D’une manière générale, peut-on dire qu’il y ait de vraies différences entre la droite et la gauche en France sur la politique de santé ?
Claude Le Pen. Il y a plus de différences idéologiques que de différences politiques en ce sens où la politique doit composer avec le réel. Plan Juppé, loi Aubry, loi de 2004 de Douste-Blazy, la loi HPST et maintenant la loi santé de Marisol Touraine… Dans le fond, quand on regarde depuis 1990 les politiques de santé, on constate qu’il n’y a pas vraiment de rupture. Il y a bien un processus d’étatisation qui a été amorcé par le plan Juppé avec la création des ARH, la loi de financement de la Sécurité sociale, etc. Autre exemple : c’est la gauche qui avait proposé le médecin référent et c’est la droite qui a mis en place le médecin traitant. Les politiques des deux camps sont dans une certaine continuité si l’on prend les grands enjeux. Cela ne veut pas dire qu’il n’y a pas de différences idéologiques. La gauche a plutôt une image plus sociale ou environnementale de la maladie et moins strictement biologique que la droite. Elle met moins l’accent sur la « responsabilisation » de patients, se méfie de la médecine libérale et fait davantage confiance aux institutions comme l’hôpital.
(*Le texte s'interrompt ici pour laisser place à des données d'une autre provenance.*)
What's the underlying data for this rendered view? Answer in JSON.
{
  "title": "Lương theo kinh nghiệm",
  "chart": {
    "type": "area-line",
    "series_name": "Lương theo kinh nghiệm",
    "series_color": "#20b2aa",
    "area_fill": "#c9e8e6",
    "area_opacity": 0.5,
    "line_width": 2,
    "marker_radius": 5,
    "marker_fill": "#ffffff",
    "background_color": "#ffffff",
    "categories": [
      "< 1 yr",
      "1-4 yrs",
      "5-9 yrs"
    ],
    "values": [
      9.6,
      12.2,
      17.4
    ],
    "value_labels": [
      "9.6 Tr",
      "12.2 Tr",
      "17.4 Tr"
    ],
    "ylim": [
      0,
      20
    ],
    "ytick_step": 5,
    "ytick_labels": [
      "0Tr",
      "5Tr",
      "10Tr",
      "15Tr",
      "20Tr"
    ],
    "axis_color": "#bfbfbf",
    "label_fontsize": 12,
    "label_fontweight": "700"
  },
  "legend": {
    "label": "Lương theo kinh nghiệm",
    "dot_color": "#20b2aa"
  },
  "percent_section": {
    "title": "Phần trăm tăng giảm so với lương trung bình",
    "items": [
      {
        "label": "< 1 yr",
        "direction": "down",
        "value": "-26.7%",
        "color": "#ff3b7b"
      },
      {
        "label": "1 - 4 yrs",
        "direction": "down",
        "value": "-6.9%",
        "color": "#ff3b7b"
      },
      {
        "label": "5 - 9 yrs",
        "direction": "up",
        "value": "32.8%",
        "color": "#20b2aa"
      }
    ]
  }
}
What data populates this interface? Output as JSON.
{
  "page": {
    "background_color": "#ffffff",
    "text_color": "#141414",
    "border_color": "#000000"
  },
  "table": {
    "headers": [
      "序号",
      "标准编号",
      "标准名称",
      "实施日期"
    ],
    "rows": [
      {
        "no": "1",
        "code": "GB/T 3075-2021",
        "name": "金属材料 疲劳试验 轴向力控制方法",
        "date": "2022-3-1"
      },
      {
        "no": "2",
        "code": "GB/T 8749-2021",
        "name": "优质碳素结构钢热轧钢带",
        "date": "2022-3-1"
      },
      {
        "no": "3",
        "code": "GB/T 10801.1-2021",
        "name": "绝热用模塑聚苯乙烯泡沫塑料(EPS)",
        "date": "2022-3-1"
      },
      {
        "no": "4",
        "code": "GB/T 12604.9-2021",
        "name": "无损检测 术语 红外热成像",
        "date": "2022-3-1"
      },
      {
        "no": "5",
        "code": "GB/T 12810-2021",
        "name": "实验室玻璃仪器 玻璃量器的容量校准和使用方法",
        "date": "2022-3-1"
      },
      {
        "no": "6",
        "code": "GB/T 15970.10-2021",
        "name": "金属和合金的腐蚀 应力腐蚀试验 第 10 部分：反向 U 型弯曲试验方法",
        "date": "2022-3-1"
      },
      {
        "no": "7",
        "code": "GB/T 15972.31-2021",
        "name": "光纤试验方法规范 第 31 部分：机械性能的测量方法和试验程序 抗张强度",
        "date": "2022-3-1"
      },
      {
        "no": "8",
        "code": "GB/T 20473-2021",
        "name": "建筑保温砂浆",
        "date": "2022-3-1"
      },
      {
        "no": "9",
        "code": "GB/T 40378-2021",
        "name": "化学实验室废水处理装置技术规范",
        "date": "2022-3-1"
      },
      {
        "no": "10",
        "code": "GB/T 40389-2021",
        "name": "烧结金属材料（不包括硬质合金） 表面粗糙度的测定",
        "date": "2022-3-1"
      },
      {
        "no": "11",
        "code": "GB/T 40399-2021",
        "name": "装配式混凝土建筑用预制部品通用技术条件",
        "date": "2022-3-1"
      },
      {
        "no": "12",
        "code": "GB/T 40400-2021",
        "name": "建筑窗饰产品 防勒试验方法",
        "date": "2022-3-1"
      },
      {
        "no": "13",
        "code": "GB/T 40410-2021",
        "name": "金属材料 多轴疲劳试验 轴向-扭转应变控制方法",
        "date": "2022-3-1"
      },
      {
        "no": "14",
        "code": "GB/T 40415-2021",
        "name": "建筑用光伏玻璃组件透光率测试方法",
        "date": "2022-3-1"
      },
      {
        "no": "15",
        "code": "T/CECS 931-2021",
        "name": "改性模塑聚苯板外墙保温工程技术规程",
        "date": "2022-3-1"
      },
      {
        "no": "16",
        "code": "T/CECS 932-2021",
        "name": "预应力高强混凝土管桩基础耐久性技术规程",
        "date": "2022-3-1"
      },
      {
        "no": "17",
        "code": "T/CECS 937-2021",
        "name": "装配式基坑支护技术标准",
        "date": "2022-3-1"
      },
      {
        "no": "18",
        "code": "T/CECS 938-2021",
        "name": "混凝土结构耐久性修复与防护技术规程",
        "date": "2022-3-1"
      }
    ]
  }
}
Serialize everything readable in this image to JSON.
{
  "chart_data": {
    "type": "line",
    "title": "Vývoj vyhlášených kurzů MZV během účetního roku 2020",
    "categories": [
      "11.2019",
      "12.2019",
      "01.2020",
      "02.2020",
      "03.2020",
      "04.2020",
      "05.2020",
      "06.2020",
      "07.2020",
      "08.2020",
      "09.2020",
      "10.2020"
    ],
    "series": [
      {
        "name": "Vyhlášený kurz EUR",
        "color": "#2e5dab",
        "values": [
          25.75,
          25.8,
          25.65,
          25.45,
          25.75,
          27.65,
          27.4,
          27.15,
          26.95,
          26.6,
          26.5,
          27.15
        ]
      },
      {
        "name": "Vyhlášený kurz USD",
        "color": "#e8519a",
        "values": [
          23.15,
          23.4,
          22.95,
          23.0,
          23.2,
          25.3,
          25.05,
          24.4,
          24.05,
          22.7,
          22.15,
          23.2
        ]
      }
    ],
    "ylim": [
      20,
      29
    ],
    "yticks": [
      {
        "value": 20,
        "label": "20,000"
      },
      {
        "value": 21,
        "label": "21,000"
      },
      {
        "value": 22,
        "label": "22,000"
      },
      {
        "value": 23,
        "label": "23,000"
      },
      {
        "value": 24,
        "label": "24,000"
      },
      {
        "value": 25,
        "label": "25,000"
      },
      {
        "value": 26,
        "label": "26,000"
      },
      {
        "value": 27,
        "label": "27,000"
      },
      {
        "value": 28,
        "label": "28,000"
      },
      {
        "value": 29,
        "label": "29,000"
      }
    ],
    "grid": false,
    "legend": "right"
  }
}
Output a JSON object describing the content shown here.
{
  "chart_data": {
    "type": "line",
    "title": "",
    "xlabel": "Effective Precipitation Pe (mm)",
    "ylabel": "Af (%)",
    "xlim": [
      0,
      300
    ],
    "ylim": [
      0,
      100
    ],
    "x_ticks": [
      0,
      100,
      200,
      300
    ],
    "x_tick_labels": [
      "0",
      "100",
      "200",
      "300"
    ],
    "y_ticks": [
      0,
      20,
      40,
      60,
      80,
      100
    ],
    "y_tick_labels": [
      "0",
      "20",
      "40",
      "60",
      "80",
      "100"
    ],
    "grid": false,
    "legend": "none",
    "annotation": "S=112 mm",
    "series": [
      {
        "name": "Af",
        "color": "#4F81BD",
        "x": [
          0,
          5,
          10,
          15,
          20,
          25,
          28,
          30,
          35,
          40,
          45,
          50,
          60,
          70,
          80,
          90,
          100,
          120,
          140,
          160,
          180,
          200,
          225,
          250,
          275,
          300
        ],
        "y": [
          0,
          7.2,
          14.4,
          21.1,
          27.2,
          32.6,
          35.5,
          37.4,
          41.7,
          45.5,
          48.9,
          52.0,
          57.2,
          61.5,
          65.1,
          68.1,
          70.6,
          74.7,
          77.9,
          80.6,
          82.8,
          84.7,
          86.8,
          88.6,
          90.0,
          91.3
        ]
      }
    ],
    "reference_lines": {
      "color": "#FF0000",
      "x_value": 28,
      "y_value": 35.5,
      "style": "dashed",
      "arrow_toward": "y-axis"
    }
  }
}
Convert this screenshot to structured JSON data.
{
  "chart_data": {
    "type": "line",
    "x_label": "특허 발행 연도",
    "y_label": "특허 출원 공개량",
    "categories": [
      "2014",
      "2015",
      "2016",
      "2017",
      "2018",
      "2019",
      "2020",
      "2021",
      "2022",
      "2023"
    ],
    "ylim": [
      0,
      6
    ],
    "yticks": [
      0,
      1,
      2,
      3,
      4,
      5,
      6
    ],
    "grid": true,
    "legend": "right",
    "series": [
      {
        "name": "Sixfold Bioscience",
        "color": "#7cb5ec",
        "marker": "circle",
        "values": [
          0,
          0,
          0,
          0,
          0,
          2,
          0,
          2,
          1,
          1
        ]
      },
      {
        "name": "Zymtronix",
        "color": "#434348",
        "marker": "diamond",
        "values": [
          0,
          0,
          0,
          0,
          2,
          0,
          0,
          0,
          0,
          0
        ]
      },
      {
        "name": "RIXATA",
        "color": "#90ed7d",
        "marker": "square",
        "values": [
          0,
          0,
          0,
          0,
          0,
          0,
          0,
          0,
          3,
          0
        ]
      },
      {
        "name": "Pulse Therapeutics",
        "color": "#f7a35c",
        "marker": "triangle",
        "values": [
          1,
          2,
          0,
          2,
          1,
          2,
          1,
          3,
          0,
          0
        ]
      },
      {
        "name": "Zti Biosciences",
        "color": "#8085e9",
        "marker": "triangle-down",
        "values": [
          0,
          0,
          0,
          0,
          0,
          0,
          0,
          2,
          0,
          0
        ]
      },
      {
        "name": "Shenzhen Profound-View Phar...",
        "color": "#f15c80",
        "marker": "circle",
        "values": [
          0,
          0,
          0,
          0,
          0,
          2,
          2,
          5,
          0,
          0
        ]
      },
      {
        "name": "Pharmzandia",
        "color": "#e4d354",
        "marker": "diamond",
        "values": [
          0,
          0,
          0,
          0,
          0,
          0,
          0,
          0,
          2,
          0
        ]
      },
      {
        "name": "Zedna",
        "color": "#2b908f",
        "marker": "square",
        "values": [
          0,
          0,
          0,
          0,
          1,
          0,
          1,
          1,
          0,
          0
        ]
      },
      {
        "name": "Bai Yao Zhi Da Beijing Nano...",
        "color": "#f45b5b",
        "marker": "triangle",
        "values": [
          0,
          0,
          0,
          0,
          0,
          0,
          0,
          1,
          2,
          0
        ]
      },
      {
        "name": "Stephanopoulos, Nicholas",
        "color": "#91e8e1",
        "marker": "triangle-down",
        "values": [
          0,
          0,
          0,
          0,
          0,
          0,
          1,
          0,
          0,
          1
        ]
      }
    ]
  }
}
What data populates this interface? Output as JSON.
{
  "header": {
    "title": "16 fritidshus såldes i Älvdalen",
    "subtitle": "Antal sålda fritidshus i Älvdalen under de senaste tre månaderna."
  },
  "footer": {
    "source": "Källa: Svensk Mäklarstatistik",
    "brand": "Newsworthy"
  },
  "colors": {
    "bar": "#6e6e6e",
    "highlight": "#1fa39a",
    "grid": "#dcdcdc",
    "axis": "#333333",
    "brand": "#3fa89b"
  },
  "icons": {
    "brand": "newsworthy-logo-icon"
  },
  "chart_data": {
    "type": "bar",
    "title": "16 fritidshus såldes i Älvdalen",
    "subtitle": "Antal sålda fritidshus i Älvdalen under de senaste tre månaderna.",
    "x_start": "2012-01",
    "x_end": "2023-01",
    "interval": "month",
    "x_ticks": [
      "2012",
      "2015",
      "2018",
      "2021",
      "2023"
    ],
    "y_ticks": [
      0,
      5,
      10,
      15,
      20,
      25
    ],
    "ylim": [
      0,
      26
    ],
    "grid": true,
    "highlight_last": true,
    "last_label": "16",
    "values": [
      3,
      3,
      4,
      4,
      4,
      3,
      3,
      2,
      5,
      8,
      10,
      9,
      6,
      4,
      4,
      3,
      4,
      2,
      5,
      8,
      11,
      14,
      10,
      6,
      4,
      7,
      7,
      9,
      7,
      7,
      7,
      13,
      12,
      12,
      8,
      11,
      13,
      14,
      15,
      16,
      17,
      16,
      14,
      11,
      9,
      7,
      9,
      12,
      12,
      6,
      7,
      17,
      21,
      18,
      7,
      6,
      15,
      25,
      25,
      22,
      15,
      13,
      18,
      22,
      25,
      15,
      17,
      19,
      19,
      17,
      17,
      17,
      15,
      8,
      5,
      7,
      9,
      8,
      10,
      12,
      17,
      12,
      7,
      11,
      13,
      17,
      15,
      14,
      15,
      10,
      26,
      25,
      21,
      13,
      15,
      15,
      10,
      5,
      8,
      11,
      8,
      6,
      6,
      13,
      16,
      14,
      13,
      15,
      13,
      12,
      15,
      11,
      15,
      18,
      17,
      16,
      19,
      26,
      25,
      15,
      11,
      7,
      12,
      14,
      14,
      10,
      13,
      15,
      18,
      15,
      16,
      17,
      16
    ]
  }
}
Le projet de loi de santé de Marisol Touraine porte-t-il, selon vous, la marque d’une politique de gauche ?
C. L P. Ce qui pourrait marquer à gauche ce projet c’est la généralisation du tiers payant. Mais encore une fois je ne suis pas sûr qu’un gouvernement de droite ne l’aurait pas fait. Mais sans doute autrement ! L’ACS (aide à la complémentaire santé, Ndlr), par exemple, a été créée par la droite dans le cadre de la loi de 2004. Pour revenir au tiers payant, l’intérêt pour un gouvernement, c’est de faire une mesure sociale populaire et gratuite ! Elle ne coûte rien à l’Etat. La vraie réforme sociale, ça a plutôt été l’instauration de la CMU en 1999 qui a permis aux patients les plus pauvres d’être pris en charge à 100%. Avec, c’est vrai, quelques abus. Je comprends, par ailleurs, la crainte des médecins sur la partie administrative car cela va être compliqué à mettre en œuvre, mais je ne crois pas que cela va accroître le nombre de consultations car encore une fois la population qui va accéder au tiers payant n'a jamais été contrainte à rationner sa consommation de santé. Je ne crois donc pas à l’effet inflationniste.
Les gouvernements, qu’ils soient de droite ou de gauche, ont-ils encore des marges de manœuvre pour réformer le système de santé ?
C. L P. Le problème de la politique de santé d’aujourd’hui, on peut le résumer entre politique de prix contre politique structurelle. Avec la première, il s’agit de faire baisser les tarifs des professionnels de santé, des médicaments ou de limiter les budgets des hôpitaux mais pas réellement mettre en place un parcours de soins ou revoir la carte hospitalière. Les autres réformes structurelles – prévention, complémentarité ville-hôpital... – cheminent, pour l’instant, très lentement. Parce qu’il n’y a pas forcément de consensus, mais aussi parce que cela demande un courage politique au-delà de ce que peuvent faire les ministres de la Santé successifs, et pas seulement Marisol Touraine.